Okay so. This is written differently from how I'd normally write. There are a lot of almost run-on sentences, and I tried switching it up, but it just didn't work for me as well as this did, and I liked it better like this. SO please forgive me if it's a bit annoying to read? Also names aren't really mentioned... and it's supposed to be incomplete-ish. I've got a bunch of ideas like this written out, but this is really the only one that's done.
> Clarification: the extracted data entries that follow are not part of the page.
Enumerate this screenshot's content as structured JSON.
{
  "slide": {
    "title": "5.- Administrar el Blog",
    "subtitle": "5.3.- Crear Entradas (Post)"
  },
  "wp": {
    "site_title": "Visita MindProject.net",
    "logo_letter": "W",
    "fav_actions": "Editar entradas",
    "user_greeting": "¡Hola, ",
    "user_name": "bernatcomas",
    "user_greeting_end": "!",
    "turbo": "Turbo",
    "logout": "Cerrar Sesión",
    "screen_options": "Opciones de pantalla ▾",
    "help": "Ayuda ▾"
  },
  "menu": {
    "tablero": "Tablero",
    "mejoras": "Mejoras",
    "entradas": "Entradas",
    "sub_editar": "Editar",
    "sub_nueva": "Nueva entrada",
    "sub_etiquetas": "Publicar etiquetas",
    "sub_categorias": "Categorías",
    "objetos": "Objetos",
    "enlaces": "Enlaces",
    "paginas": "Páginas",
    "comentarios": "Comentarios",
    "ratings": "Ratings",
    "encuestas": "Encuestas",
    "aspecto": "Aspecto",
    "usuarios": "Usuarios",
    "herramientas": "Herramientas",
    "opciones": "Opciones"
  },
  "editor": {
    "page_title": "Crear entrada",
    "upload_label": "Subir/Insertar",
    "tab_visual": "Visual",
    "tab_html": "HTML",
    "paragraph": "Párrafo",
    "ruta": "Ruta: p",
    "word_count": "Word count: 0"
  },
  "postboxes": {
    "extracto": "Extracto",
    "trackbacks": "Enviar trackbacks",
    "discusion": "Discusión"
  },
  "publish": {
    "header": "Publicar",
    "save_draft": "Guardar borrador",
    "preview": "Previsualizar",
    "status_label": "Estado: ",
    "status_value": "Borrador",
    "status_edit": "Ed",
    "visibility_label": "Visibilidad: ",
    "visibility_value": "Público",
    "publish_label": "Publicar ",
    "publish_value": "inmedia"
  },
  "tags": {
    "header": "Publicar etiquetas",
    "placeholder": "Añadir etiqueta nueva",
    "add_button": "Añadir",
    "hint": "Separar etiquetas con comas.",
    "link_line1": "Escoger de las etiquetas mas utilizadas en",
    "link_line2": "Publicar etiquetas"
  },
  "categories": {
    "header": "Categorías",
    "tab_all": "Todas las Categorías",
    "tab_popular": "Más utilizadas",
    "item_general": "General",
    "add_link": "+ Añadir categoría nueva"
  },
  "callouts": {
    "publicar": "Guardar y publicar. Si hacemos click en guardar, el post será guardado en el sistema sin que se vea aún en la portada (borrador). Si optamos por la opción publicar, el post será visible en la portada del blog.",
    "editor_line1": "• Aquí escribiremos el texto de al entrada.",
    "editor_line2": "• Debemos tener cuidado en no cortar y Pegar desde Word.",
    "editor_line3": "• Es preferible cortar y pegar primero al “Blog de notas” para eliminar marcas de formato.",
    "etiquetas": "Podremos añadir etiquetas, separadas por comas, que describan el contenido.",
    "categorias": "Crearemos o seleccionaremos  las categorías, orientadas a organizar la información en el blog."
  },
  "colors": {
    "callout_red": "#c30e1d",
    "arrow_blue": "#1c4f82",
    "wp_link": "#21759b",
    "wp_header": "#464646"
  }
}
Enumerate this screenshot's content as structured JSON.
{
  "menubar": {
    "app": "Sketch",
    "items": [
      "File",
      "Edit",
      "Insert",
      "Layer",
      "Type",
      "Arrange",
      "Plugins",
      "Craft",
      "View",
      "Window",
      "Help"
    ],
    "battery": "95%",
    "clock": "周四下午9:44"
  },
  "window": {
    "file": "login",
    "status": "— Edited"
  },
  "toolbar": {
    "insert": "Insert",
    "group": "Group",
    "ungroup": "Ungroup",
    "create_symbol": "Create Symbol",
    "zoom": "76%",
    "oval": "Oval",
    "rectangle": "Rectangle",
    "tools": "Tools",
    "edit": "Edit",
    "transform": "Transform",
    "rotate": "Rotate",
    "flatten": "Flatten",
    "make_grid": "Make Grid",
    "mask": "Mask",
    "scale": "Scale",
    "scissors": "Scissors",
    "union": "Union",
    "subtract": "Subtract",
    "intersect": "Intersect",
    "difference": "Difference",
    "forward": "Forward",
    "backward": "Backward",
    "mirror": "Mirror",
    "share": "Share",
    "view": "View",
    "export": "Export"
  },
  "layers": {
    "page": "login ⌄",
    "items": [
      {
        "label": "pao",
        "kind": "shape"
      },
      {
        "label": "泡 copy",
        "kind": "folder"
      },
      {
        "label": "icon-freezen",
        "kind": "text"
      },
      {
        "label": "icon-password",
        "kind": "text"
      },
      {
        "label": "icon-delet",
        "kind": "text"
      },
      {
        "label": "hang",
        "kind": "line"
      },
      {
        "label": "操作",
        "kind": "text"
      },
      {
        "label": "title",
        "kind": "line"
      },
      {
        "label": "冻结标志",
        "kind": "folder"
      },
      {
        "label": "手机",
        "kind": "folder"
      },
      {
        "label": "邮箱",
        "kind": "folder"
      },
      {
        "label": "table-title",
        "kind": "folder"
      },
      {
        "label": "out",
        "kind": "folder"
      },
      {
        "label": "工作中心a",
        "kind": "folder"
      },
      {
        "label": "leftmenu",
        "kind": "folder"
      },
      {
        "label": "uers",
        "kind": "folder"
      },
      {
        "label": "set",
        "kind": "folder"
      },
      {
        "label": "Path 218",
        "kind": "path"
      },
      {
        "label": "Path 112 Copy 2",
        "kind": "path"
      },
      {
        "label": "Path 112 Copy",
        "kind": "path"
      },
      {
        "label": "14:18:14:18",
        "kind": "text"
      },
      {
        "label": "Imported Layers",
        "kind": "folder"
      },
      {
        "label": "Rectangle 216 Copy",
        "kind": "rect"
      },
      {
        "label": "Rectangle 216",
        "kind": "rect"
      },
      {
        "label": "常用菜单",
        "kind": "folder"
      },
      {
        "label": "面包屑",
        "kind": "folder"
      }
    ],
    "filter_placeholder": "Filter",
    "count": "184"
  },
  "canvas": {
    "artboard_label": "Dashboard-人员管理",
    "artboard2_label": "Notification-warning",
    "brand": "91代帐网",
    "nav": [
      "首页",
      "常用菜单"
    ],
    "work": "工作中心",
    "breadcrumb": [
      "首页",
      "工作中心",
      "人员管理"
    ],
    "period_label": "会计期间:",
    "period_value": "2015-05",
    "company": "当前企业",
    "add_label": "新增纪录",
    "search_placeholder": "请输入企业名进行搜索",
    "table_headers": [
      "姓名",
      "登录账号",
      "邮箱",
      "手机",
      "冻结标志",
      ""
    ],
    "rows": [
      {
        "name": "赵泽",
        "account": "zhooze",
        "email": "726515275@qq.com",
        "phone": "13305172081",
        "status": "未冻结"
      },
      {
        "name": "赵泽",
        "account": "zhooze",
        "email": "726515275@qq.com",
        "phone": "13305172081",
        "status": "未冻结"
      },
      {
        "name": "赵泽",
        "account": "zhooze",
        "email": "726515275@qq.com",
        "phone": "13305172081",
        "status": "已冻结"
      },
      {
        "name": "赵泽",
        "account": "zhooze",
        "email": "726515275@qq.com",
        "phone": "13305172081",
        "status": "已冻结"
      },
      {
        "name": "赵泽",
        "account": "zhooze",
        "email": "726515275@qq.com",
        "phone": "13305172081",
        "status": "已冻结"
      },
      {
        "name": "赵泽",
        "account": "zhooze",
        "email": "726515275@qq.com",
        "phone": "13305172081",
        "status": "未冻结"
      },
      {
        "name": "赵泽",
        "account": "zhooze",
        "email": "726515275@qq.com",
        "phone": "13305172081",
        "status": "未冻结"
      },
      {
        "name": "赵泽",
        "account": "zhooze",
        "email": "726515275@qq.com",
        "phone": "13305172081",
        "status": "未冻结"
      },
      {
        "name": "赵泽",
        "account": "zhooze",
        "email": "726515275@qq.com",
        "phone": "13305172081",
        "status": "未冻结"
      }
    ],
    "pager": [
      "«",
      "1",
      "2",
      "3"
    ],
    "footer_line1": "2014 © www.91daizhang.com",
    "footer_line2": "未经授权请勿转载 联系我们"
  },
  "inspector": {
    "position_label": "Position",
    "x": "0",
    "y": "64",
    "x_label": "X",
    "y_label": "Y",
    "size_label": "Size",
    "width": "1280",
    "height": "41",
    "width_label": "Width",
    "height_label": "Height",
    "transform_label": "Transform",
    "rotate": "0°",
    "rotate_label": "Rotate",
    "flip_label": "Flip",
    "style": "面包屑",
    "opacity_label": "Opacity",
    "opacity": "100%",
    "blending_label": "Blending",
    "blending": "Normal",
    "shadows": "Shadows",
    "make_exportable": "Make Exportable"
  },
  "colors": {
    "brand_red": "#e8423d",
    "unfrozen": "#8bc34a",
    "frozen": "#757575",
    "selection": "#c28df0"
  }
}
Reviews are appreciated~ I don't own South Park etc etc. \o/


I don't get it - don't get what she sees, what she wants (maybe she doesn't want anything) - because I can't give her anything. I can't give her anything and she still comes around - still hangs around - and it's not always just sex , sometimes I think it's love, because I realized a while ago that I'm in love with her - I've been in love with her forever, and I was so, so sure we'd never have that - that it would never work. But she's happier now (I made her happy?) and it's the happiest I've seen her in a while (ever) and she's got one of those real smiles on her face - not the fake ones she gives everyone else (the ones she uses to hide everything) - the one she gave me when I told her I'd take care of her (because none of the other guys she'd been with ever had). And when I see her like that, somehow I think "It's going to work", because even if I can't give her much, I can give her love, I can make her happy - and sometimes I think that's all she's been looking for.